Stocks Tumble as Traders Brace for Reciprocal Tariffs on the Horizon: What You Need to Know

New York City, USA – Stock futures in the United States experienced a slight decline on Tuesday morning following a significant surge in major averages. This increase came amidst growing optimism that President Donald Trump would scale back his initial plans for widespread tariffs. S&P 500 futures dipped 0.15%, Nasdaq 100 futures fell 0.18%, and Dow Jones Industrial Average futures saw a loss of 70 points, or 0.16%.

During Monday’s trading session, the Dow soared by almost 600 points, an increase of about 1.4%. The S&P 500 and Nasdaq Composite also saw gains of nearly 1.8% and 2.3%, respectively. The anticipation of reciprocal tariffs from the Trump administration on April 2 has left Wall Street on edge, with traders eagerly awaiting news on potential changes to the proposed tariffs.

Reports from various sources suggested that the White House might be considering narrowing the scope of the tariffs being implemented.
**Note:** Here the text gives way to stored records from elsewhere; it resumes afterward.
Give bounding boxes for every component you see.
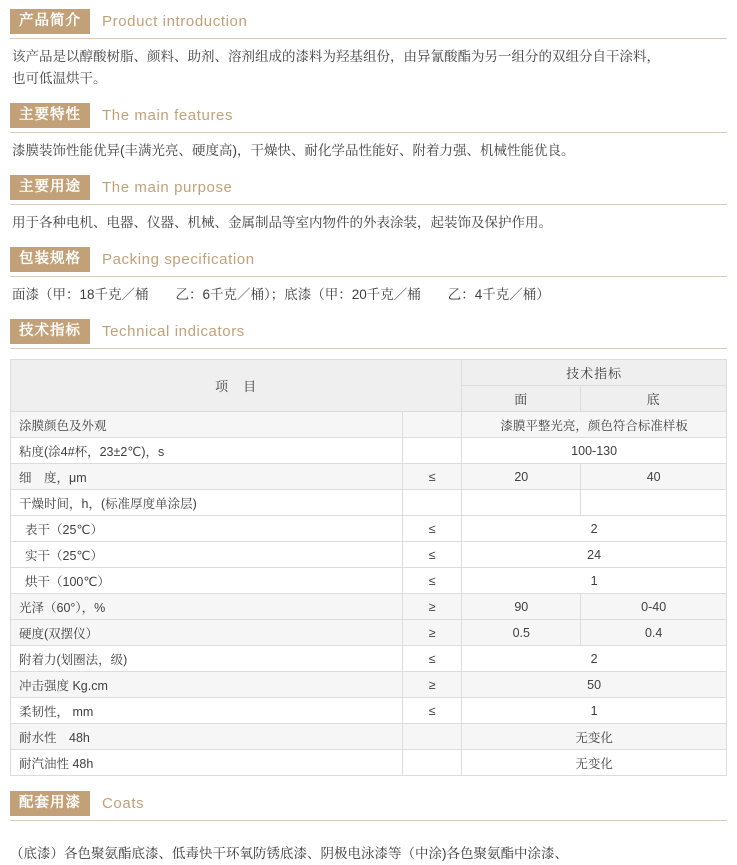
datasheet-page	[0, 8, 737, 861]
row-value-top	[462, 490, 581, 516]
table-row	[11, 594, 727, 620]
section-title-en: Packing specification	[102, 250, 255, 268]
table-row	[11, 412, 727, 438]
section-header-technical-indicators	[10, 318, 727, 344]
row-symbol: ≤	[403, 698, 462, 724]
row-item: 柔韧性， mm	[11, 698, 403, 724]
table-row	[11, 464, 727, 490]
table-header-row	[11, 360, 727, 386]
row-value-bottom	[581, 490, 727, 516]
section-title-en: Technical indicators	[102, 322, 245, 340]
row-value: 100-130	[462, 438, 727, 464]
table-row	[11, 750, 727, 776]
row-value: 2	[462, 516, 727, 542]
table-row	[11, 672, 727, 698]
section-header-main-purpose	[10, 174, 727, 200]
body-line: 面漆（甲：18千克／桶 乙：6千克／桶）；底漆（甲：20千克／桶 乙：4千克／桶）	[12, 287, 550, 302]
table-row	[11, 646, 727, 672]
section-body-main-purpose	[10, 205, 727, 238]
table-row	[11, 724, 727, 750]
row-symbol: ≤	[403, 542, 462, 568]
table-row	[11, 438, 727, 464]
row-value-top: 0.5	[462, 620, 581, 646]
row-item: 附着力(划圈法，级)	[11, 646, 403, 672]
row-value: 50	[462, 672, 727, 698]
section-title-en: Product introduction	[102, 12, 248, 30]
row-value-bottom: 40	[581, 464, 727, 490]
section-body-main-features	[10, 133, 727, 166]
body-line: 也可低温烘干。	[12, 71, 107, 86]
row-item: 细 度，μm	[11, 464, 403, 490]
section-title-cn: 包装规格	[10, 247, 90, 272]
row-item: 表干（25℃）	[11, 516, 403, 542]
row-symbol: ≥	[403, 672, 462, 698]
section-title-en: Coats	[102, 794, 145, 812]
table-header-item: 项 目	[11, 360, 462, 412]
row-item: 干燥时间，h，(标准厚度单涂层)	[11, 490, 403, 516]
technical-indicators-table	[10, 359, 727, 776]
row-value: 无变化	[462, 724, 727, 750]
row-symbol	[403, 438, 462, 464]
section-title-en: The main purpose	[102, 178, 233, 196]
section-divider	[10, 348, 727, 349]
section-body-coats	[10, 821, 727, 865]
row-symbol: ≤	[403, 464, 462, 490]
table-row	[11, 620, 727, 646]
section-body-packing-specification	[10, 277, 727, 310]
row-item: 粘度(涂4#杯，23±2℃)，s	[11, 438, 403, 464]
row-value: 24	[462, 542, 727, 568]
row-symbol	[403, 412, 462, 438]
row-value: 无变化	[462, 750, 727, 776]
row-value-top: 20	[462, 464, 581, 490]
row-symbol	[403, 490, 462, 516]
table-row	[11, 542, 727, 568]
row-item: 烘干（100℃）	[11, 568, 403, 594]
section-body-product-introduction	[10, 39, 727, 94]
table-header-spec: 技术指标	[462, 360, 727, 386]
section-header-packing-specification	[10, 246, 727, 272]
table-row	[11, 698, 727, 724]
row-value-bottom: 0.4	[581, 620, 727, 646]
row-value: 漆膜平整光亮，颜色符合标准样板	[462, 412, 727, 438]
row-symbol	[403, 724, 462, 750]
body-line: 该产品是以醇酸树脂、颜料、助剂、溶剂组成的漆料为羟基组份，由异氰酸酯为另一组分的双组分自干涂料，	[12, 49, 660, 64]
table-header-top: 面	[462, 386, 581, 412]
row-item: 光泽（60°），%	[11, 594, 403, 620]
body-line: 漆膜装饰性能优异(丰满光亮、硬度高)，干燥快、耐化学品性能好、附着力强、机械性能优良。	[12, 143, 575, 158]
row-symbol: ≥	[403, 594, 462, 620]
table-row	[11, 516, 727, 542]
section-title-en: The main features	[102, 106, 234, 124]
table-row-group-header	[11, 490, 727, 516]
section-title-cn: 主要特性	[10, 103, 90, 128]
section-header-main-features	[10, 102, 727, 128]
row-item: 耐水性 48h	[11, 724, 403, 750]
row-value-top: 90	[462, 594, 581, 620]
section-header-product-introduction	[10, 8, 727, 34]
row-value: 1	[462, 698, 727, 724]
row-symbol: ≤	[403, 516, 462, 542]
table-header-bottom: 底	[581, 386, 727, 412]
section-header-coats	[10, 790, 727, 816]
section-title-cn: 技术指标	[10, 319, 90, 344]
row-symbol: ≤	[403, 646, 462, 672]
table-row	[11, 568, 727, 594]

President Trump hinted at the possibility of providing exemptions to certain countries and forewarned of forthcoming tariffs on specific sectors like pharmaceuticals and autos. Despite recent market volatility, experts like Jim Elios of Elios Financial Group remain optimistic about the outlook of the stock market, expecting stocks to continue moving higher albeit with some fluctuations.

On the economic front, traders are closely watching several key indicators scheduled for release on Tuesday. Data on consumer confidence for March, February’s new home sales figures, and the Richmond Federal Reserve’s manufacturing index for March are all set to be unveiled. Additionally, speeches by Fed Governor Adriana Kugler and New York Fed President John Williams are anticipated at upcoming events. The combination of these factors will likely influence market sentiment and trading activity in the days to come.